Menzione speciale per le banche

"La situazione nel 2008 era molto diversa, con una quantità sconosciuta di debito con rating AAA indicizzata ai subprime statunitensi, sostenuti da un sistema bancario che non aveva i livelli di capitale né riserve di liquidità sufficienti”, sostiene Justin Bisseker, analista delle banche europee di Schroders. Infatti, afferma che “le condizioni attuali non potrebbero essere diverse”, dato che le banche europee hanno dedicato gli ultimi otto anni a sanare i loro bilanci. 
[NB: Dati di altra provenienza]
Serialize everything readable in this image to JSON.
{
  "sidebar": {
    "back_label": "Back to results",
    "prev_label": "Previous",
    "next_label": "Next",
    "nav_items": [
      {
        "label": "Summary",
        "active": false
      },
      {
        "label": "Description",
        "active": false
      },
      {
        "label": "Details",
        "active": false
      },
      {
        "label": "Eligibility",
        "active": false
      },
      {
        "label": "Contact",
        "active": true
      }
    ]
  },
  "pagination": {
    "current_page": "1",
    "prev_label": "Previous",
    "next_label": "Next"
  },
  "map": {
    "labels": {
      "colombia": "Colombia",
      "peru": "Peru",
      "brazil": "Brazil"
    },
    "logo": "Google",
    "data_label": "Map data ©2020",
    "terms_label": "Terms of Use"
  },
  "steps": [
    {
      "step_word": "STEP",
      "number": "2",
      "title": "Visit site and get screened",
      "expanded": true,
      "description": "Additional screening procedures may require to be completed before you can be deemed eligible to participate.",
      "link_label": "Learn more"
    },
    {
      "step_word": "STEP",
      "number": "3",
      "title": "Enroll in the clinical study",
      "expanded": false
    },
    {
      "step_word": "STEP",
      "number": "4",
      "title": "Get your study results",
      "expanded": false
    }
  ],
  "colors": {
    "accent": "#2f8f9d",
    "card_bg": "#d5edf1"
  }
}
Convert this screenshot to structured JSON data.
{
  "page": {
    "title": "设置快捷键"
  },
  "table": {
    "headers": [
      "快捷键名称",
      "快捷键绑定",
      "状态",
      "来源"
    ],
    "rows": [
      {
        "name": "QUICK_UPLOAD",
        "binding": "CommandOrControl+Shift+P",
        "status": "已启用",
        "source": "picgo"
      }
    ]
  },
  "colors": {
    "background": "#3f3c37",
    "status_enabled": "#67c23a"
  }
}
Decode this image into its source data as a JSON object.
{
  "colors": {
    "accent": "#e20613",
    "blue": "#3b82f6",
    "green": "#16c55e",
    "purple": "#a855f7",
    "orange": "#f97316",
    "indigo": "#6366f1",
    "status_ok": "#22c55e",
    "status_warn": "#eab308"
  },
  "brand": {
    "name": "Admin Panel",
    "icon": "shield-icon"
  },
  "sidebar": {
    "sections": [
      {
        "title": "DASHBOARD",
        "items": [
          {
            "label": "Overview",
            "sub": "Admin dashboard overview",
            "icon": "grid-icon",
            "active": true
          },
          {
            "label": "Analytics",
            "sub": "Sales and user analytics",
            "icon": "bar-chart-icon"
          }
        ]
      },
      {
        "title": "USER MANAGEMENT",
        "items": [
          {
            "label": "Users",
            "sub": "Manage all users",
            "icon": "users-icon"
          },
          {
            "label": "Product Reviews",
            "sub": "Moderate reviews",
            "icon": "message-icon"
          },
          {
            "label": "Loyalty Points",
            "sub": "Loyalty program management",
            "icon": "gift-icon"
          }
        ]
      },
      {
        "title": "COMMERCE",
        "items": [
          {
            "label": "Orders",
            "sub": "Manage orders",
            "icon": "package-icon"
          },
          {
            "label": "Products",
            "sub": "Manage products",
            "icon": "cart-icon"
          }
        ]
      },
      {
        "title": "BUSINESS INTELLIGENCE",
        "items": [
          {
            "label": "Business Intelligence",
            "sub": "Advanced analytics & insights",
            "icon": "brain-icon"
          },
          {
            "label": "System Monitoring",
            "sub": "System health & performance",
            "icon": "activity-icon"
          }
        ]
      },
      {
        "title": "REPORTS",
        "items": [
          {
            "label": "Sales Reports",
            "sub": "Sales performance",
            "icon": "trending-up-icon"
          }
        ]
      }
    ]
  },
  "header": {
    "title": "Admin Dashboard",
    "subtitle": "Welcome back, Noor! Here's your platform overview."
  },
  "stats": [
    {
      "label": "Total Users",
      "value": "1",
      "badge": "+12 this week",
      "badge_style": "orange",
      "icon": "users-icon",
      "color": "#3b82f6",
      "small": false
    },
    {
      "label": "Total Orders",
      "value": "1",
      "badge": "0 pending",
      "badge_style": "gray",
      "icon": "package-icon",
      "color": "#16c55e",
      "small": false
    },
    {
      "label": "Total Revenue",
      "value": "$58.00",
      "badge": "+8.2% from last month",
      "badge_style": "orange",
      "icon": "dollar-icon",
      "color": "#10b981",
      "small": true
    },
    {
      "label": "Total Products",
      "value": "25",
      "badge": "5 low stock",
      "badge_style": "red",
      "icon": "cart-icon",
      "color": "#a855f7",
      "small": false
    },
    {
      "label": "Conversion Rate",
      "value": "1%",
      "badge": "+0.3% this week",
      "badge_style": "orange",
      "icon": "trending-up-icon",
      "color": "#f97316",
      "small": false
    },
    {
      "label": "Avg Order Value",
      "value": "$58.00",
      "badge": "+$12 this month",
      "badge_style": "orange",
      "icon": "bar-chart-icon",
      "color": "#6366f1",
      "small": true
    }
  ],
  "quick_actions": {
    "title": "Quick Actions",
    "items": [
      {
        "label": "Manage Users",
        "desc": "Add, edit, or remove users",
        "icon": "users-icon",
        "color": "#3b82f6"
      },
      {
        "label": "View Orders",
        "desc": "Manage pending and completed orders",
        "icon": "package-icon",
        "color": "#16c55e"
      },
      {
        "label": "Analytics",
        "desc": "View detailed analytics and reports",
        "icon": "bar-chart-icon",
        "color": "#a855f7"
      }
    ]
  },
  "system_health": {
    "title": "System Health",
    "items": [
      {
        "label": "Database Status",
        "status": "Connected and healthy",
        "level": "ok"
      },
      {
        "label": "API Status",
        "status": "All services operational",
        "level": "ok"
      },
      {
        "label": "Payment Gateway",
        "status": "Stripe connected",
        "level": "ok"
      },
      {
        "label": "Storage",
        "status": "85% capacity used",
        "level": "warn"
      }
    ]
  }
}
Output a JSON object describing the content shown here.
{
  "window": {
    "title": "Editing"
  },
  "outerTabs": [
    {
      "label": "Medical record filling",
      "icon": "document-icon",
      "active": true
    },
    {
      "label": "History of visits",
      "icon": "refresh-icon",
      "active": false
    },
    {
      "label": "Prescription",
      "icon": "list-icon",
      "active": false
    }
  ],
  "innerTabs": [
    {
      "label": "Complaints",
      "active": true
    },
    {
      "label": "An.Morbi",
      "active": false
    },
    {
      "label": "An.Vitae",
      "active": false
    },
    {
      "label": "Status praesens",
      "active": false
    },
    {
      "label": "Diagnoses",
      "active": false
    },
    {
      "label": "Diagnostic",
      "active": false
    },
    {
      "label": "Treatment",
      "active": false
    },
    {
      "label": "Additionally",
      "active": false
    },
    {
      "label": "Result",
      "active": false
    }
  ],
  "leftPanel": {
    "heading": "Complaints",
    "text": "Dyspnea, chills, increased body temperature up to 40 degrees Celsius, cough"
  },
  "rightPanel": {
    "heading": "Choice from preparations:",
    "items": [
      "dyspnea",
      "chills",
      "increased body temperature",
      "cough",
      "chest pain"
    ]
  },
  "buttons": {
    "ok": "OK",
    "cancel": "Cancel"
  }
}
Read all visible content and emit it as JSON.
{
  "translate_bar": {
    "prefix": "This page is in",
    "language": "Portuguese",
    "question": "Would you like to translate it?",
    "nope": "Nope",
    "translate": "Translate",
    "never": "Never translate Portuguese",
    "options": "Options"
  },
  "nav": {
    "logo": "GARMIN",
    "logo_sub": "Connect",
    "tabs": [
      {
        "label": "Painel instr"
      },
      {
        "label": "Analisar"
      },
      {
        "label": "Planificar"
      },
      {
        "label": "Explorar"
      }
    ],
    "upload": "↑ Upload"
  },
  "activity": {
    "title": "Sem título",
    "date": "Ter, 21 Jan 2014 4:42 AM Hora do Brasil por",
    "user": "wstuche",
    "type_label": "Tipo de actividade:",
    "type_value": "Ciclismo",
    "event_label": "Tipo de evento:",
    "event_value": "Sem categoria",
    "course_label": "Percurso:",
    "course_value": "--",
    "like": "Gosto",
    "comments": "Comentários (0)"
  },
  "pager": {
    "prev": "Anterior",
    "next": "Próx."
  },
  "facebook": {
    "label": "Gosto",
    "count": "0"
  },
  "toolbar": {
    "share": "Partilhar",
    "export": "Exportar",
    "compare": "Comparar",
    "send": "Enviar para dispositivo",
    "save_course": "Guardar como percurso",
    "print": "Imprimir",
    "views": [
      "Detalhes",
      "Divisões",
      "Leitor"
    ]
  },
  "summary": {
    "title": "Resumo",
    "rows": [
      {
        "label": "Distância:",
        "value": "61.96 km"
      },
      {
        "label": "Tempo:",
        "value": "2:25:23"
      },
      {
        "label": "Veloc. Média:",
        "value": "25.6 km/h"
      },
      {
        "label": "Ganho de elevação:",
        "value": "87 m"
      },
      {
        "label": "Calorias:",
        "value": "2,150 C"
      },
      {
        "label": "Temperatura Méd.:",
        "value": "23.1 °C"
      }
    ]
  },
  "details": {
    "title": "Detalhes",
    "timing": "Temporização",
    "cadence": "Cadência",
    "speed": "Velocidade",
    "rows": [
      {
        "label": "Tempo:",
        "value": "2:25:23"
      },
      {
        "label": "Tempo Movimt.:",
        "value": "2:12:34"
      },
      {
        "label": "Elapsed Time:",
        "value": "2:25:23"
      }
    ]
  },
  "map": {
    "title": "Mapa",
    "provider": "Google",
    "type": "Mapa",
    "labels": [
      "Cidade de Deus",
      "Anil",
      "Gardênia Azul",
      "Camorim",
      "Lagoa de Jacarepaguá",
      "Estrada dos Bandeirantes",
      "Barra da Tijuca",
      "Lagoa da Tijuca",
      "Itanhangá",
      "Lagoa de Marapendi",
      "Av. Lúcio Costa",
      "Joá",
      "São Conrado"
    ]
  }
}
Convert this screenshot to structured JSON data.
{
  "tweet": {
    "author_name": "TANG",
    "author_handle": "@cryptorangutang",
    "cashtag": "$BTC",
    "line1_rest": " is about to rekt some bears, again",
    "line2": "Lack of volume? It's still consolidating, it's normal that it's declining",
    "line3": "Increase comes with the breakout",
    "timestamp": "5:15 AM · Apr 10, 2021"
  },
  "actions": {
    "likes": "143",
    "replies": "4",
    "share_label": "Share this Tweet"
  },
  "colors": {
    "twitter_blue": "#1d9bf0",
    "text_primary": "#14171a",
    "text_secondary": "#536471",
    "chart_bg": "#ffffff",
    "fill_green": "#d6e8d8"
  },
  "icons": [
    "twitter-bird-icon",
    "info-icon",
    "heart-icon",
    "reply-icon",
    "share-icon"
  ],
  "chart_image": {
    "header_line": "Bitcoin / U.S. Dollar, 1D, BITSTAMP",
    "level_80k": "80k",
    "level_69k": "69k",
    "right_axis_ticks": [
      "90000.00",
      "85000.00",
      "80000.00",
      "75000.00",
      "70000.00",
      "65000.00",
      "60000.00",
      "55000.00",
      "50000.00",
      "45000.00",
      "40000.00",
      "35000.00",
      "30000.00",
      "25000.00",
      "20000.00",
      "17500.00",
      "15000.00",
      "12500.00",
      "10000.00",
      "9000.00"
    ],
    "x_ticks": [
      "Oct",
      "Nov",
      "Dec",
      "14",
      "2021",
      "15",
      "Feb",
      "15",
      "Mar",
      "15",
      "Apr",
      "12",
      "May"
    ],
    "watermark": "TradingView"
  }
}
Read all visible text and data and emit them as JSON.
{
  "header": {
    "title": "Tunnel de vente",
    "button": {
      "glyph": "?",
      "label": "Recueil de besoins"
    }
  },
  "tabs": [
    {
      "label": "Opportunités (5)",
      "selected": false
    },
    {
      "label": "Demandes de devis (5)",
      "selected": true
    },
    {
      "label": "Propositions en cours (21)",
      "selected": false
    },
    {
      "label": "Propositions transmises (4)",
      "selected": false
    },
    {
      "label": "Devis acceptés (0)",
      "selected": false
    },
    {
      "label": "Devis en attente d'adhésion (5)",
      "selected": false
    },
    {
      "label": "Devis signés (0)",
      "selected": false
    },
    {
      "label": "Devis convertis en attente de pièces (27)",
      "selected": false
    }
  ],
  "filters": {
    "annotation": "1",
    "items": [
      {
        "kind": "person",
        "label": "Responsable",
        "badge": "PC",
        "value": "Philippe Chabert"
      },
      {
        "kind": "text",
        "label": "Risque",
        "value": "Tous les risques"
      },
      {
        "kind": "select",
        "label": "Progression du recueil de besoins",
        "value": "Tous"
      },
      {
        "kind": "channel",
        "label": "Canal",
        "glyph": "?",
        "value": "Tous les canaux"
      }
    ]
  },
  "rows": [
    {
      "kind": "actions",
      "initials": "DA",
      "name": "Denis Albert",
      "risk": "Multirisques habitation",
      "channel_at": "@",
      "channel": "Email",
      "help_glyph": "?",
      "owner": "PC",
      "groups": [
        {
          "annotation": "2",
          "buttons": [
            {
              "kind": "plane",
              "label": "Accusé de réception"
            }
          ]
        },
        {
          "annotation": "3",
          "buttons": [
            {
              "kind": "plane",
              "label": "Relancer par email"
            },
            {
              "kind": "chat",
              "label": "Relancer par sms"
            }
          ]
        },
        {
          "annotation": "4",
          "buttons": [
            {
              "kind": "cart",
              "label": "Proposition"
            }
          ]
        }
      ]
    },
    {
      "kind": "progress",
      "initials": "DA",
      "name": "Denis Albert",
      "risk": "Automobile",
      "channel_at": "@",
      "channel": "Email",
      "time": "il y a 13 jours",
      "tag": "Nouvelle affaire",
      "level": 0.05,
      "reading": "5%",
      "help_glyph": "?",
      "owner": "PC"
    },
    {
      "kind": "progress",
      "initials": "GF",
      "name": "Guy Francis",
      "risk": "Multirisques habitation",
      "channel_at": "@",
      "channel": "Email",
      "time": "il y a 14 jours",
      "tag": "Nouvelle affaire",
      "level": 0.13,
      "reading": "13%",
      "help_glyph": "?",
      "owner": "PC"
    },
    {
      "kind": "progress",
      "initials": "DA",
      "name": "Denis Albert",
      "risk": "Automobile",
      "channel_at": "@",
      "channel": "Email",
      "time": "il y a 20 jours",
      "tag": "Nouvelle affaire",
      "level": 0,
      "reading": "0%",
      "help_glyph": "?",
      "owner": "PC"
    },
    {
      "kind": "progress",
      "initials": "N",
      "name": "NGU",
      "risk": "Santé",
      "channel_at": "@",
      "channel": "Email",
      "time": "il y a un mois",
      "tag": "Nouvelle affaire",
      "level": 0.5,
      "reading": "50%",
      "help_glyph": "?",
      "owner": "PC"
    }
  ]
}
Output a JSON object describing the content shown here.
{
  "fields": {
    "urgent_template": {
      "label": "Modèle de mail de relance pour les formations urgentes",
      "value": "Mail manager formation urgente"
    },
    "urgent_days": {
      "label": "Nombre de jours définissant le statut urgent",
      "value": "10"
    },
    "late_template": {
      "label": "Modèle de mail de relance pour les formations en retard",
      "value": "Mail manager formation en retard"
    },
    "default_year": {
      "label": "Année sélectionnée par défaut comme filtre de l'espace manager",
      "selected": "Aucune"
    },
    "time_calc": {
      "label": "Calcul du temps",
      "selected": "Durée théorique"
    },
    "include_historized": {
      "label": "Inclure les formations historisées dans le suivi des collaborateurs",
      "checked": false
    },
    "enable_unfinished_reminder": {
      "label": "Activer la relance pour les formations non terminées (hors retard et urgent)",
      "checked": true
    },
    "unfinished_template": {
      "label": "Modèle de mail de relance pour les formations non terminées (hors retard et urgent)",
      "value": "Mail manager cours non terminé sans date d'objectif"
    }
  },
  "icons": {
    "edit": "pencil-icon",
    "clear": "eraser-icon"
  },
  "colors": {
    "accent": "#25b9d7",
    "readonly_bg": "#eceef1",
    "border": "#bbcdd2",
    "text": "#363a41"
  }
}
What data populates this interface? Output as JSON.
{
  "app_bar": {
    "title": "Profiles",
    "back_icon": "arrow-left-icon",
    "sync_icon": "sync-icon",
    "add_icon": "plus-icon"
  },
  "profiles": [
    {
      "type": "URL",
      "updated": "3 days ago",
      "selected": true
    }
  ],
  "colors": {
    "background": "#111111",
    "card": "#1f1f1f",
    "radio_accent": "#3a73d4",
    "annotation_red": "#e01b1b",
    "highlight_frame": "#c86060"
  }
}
"Nonostante tutta la pressione al ribasso sui titoli bancari, non ci sono analogie con la minaccia esistenziale o sistemica al sistema bancario vissuta nel 2008", dice Joseph V. Amato, cio di Neuberger Berman. Amato ricorda lo scoppio della crisi come "una combinazione tossica tra il debito eccessivo nel sistema, l’esplosione della bolla immobiliare e il grande errore politico del collasso di Lehman Brothers. Il lato positivo della situazione attuale, secondo l’esperto, è che "le banche hanno rapporti di capitali sani, soprattutto negli USA". Il rovescio della medaglia è che “i tassi negativi (le curve dei tassi non erano così piatte dal 2007) evidentemente non sono buoni  per i margini di profitto delle banche, e la situazione di difficoltà di alcune banche potrebbe comportare un indurimento delle condizioni finanziarie per l’intera economia”. In questo contesto, l'esperto sostiene che "ciò che sembra non poter fare la Federal Reserve da sola è dirigersi nella direzione opposta o arrendersi ai tassi negativi, il che dimostra ancora più confusione”. Questo e altri indizi portano Amato a spiegare l'ultima grande differenza tra il 2008 e il 2016: "la fiducia del mercato nelle politiche delle banche centrali si sta deteriorando".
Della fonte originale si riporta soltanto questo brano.